Taking Feishu as an example (backend/app/api/feishu.py):

  1. Event Recept: Receives encrypted Webhook POST requests (im.message.receive_v1) from the Feishu Open Platform.
  2. Identity Mapping: Utilizing the incoming open_id, queries the OrgMember table to reverse search the correlated User record bound to that employee within Clawith.
  3. Dispatch to Endpoint: Generates a native ChatMessage(role='user', source_channel='feishu') outfitted with standardized context. It is then dumped into the underlying LLM execution pool to be computed exactly as if it came from the Web interface.
  4. Packet Wrapping for Return: After model computations conclude realizing text or Markdown, underlying tools (send_feishu_message) or lifecycle hooks render it into rich text in reverse and send it back to Feishu.

This paradigm ensures that regardless of Slack, Discord, or Personal WeChat, backend large model execution logic demands absolutely zero modifications, altogether reusing the tenets of Module 3.


Module 8: Frontend Architecture & Real-Time Flow

As a high-tier collaborative whiteboard, the Frontend (frontend/) relentlessly pursues rendering efficiency and real-time feedback in engineering management.

8.1 Core Technology Nuances

  • Build & UI Frameworks: Vite buildup engine + React 18. In terms of aesthetic design, structurally adheres to Linear-Style beauty (aberrantly dark backdrops, hairline contours, translucent gaussian blurred frosted glass panels, Lucide vector icons). Primary constraints are globally defined inside index.css atomic variables.
  • Global State Control: Abandons heavy-duty frameworks like Redux in favor of the lightweight Zustand to script Hook Stores (rooted at frontend/src/stores/).
    • Example: useAuthStore manages JWT state persistence, User Authority, Multilingual Preference Locales (i18n).

8.2 The Typewriter Rendering Challenge Over WebSockets (AgentDetail.tsx)

At the AgentDetail.tsx page, the system battles extreme rendering pressure: outputs from the large model might be split into hundreds of minuscule Tokens. How do we achieve 60-FPS butter-smooth typewriter effects without throttling?
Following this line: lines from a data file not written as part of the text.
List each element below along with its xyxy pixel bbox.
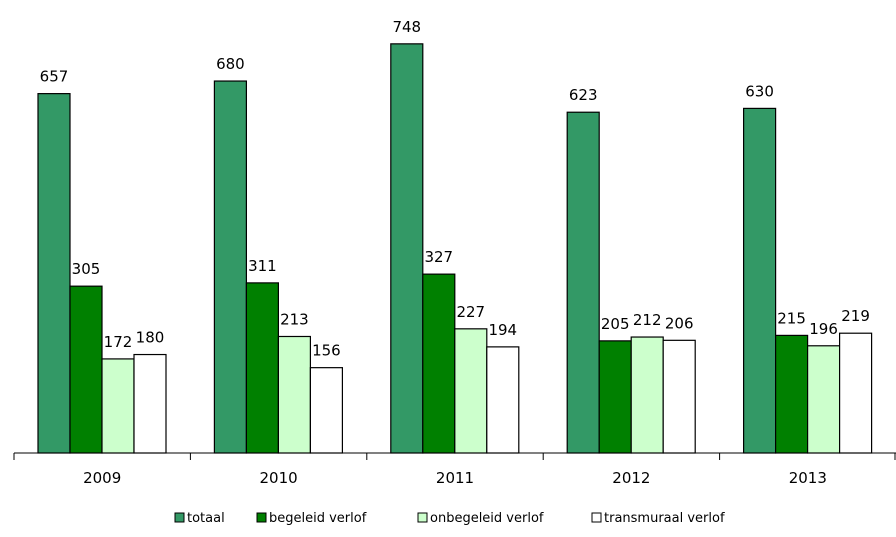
data-label-2012-3: 212 bbox=[633, 311, 662, 329]
bar-2012-2 bbox=[598, 340, 632, 454]
data-label-2009-1: 657 bbox=[40, 68, 69, 86]
bar-2010-3 bbox=[277, 335, 311, 454]
data-label-2011-4: 194 bbox=[488, 321, 517, 339]
bar-2009-3 bbox=[101, 358, 135, 454]
data-label-2009-3: 172 bbox=[104, 333, 133, 351]
bar-2009-2 bbox=[69, 285, 103, 454]
data-label-2010-3: 213 bbox=[280, 310, 309, 328]
data-label-2013-2: 215 bbox=[777, 309, 806, 327]
data-label-2013-1: 630 bbox=[745, 82, 774, 100]
bar-2012-4 bbox=[662, 339, 696, 454]
x-axis: 2009 2010 2011 2012 2013 bbox=[13, 452, 896, 487]
bar-2010-2 bbox=[245, 282, 279, 454]
data-label-2011-1: 748 bbox=[392, 18, 421, 36]
data-label-2009-4: 180 bbox=[136, 329, 165, 347]
bar-2010-1 bbox=[213, 80, 247, 454]
legend: totaal begeleid verlof onbegeleid verlof tr… bbox=[174, 511, 725, 526]
data-label-2013-3: 196 bbox=[809, 320, 838, 338]
bar-2013-2 bbox=[774, 334, 809, 454]
x-tick-label: 2013 bbox=[789, 469, 827, 487]
x-tick-label: 2009 bbox=[83, 469, 121, 487]
data-label-2011-2: 327 bbox=[424, 248, 453, 266]
x-tick-label: 2010 bbox=[260, 469, 298, 487]
legend-swatch-2 bbox=[256, 512, 267, 523]
data-label-2013-4: 219 bbox=[841, 307, 870, 325]
data-label-2012-4: 206 bbox=[665, 314, 694, 332]
bar-2011-1 bbox=[390, 43, 424, 454]
legend-label-1: totaal bbox=[187, 511, 225, 526]
data-label-2009-2: 305 bbox=[72, 260, 101, 278]
bar-2012-1 bbox=[566, 111, 600, 454]
data-label-2010-2: 311 bbox=[248, 257, 277, 275]
data-label-2012-2: 205 bbox=[601, 315, 630, 333]
data-label-2010-4: 156 bbox=[312, 342, 341, 360]
bar-2013-1 bbox=[742, 107, 777, 454]
data-label-2011-3: 227 bbox=[456, 303, 485, 321]
legend-label-4: transmuraal verlof bbox=[604, 511, 725, 526]
bar-2011-3 bbox=[454, 328, 488, 454]
data-label-2012-1: 623 bbox=[569, 86, 598, 104]
bar-2013-3 bbox=[806, 345, 841, 454]
legend-label-3: onbegeleid verlof bbox=[430, 511, 544, 526]
bar-2012-3 bbox=[630, 336, 664, 454]
bar-2013-4 bbox=[838, 332, 873, 454]
bar-2009-1 bbox=[37, 93, 71, 454]
legend-swatch-4 bbox=[591, 512, 602, 523]
bar-2011-4 bbox=[486, 346, 520, 454]
legend-swatch-1 bbox=[174, 512, 185, 523]
bars-layer bbox=[37, 43, 873, 454]
bar-2010-4 bbox=[309, 367, 343, 454]
legend-label-2: begeleid verlof bbox=[269, 511, 367, 526]
x-tick-label: 2011 bbox=[436, 469, 474, 487]
x-tick-label: 2012 bbox=[612, 469, 650, 487]
bar-2009-4 bbox=[133, 353, 167, 454]
data-label-2010-1: 680 bbox=[216, 55, 245, 73]
bar-2011-2 bbox=[422, 273, 456, 454]
legend-swatch-3 bbox=[417, 512, 428, 523]
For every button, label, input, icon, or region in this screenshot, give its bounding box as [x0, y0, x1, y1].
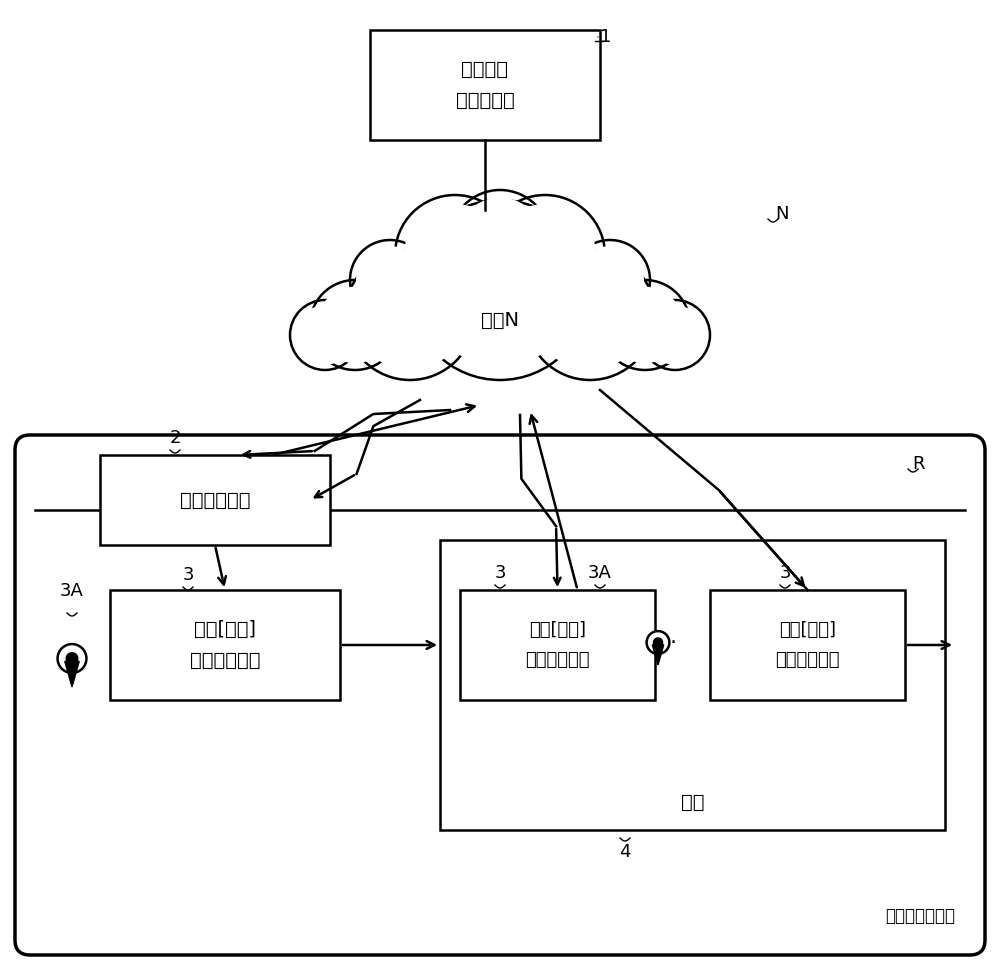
- Bar: [710, 590, 905, 700]
- Circle shape: [647, 631, 669, 654]
- Circle shape: [355, 259, 465, 370]
- Text: 车辆[从属]
（通信设备）: 车辆[从属] （通信设备）: [525, 622, 590, 669]
- Circle shape: [607, 286, 683, 363]
- Circle shape: [410, 200, 590, 380]
- Text: 车辆[单独]
（通信设备）: 车辆[单独] （通信设备）: [190, 620, 260, 670]
- Text: 3: 3: [779, 564, 791, 582]
- Text: 1: 1: [600, 28, 611, 46]
- Circle shape: [485, 195, 605, 315]
- Circle shape: [290, 300, 360, 370]
- Circle shape: [600, 280, 690, 370]
- Text: 车辆[引导]
（通信躾备）: 车辆[引导] （通信躾备）: [775, 622, 840, 669]
- Circle shape: [295, 306, 355, 364]
- Circle shape: [535, 259, 645, 370]
- Circle shape: [653, 638, 663, 647]
- Bar: [440, 540, 945, 830]
- Circle shape: [645, 306, 705, 364]
- Circle shape: [58, 644, 86, 673]
- Text: 3: 3: [182, 566, 194, 584]
- Text: ···: ···: [658, 633, 678, 653]
- Bar: [100, 455, 330, 545]
- Polygon shape: [65, 661, 79, 687]
- Text: R: R: [912, 455, 924, 473]
- Text: 服务中心
（服务器）: 服务中心 （服务器）: [456, 60, 514, 110]
- Circle shape: [570, 240, 650, 320]
- Text: 2: 2: [169, 429, 181, 447]
- Circle shape: [395, 195, 515, 315]
- Text: 队列可行驶道路: 队列可行驶道路: [885, 907, 955, 925]
- FancyBboxPatch shape: [15, 435, 985, 955]
- Circle shape: [66, 653, 78, 664]
- Circle shape: [450, 190, 550, 290]
- Circle shape: [350, 240, 430, 320]
- Circle shape: [576, 246, 644, 314]
- Text: 3: 3: [494, 564, 506, 582]
- Text: N: N: [775, 205, 788, 223]
- Circle shape: [424, 213, 576, 366]
- Circle shape: [345, 250, 475, 380]
- Text: 网络N: 网络N: [481, 310, 519, 330]
- Text: 车辆识别装置: 车辆识别装置: [180, 491, 250, 510]
- Circle shape: [317, 286, 393, 363]
- Polygon shape: [652, 645, 664, 665]
- Text: 队列: 队列: [681, 793, 704, 812]
- Text: 3A: 3A: [60, 582, 84, 600]
- Text: 4: 4: [619, 843, 631, 861]
- Bar: [110, 590, 340, 700]
- Bar: [370, 30, 600, 140]
- Circle shape: [640, 300, 710, 370]
- Circle shape: [310, 280, 400, 370]
- Circle shape: [525, 250, 655, 380]
- Circle shape: [494, 204, 596, 306]
- Text: 3A: 3A: [588, 564, 612, 582]
- Circle shape: [404, 204, 506, 306]
- Circle shape: [356, 246, 424, 314]
- Bar: [460, 590, 655, 700]
- Circle shape: [458, 198, 542, 282]
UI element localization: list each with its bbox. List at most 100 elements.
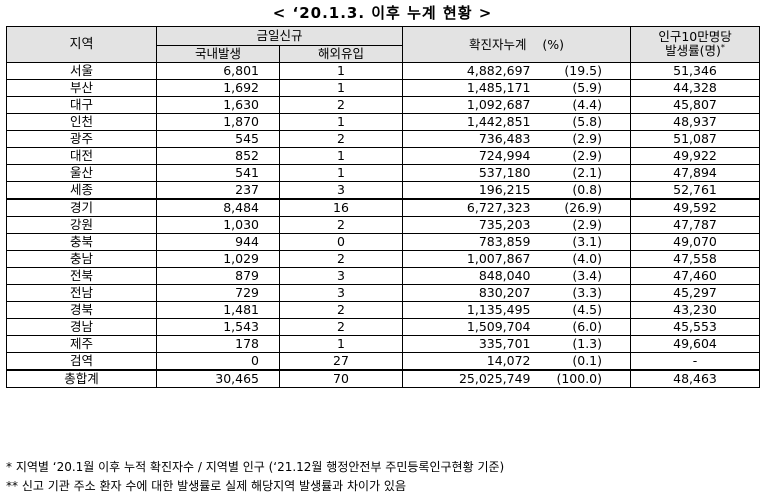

  1. Data Slice Interception: WebSocket events flooding from backend encompass multiple typologies: chunk (Textography), tool_call (Tools executing image-text), think (Deep thinking trajectories).
  2. Incremental Referencing (Refs vs State): The system forbids indiscriminately stuffing every single chunk cleanly into React's useState, avoiding triggering hundreds and thousands of comprehensive global repaints. Instead, it maintains a live queue pertaining to the active message currently generating, administering localized state assemblages or downloading renders via Throttle mechanisms.
  3. Markdown Rich-Text Cleansing: Employs react-markdown executing ultimate filtration presentations. Imposing Copy buttons over code snippet blocks; demonstrating imagified placeholder renders mapped against localized hyperlinks.

[The End] Architecture Document Completion.

Clawith Architecture Document Engine Edition. This document currently engulfs all core logic within the system. Whether pivoting underlying engine circuits, appending new Database tables, or drafting novel outbound calling channel pipelines, please persistently harbor reverence toward the Workspace/Tenant isolation barriers alongside Relationship object strictly bound constraints.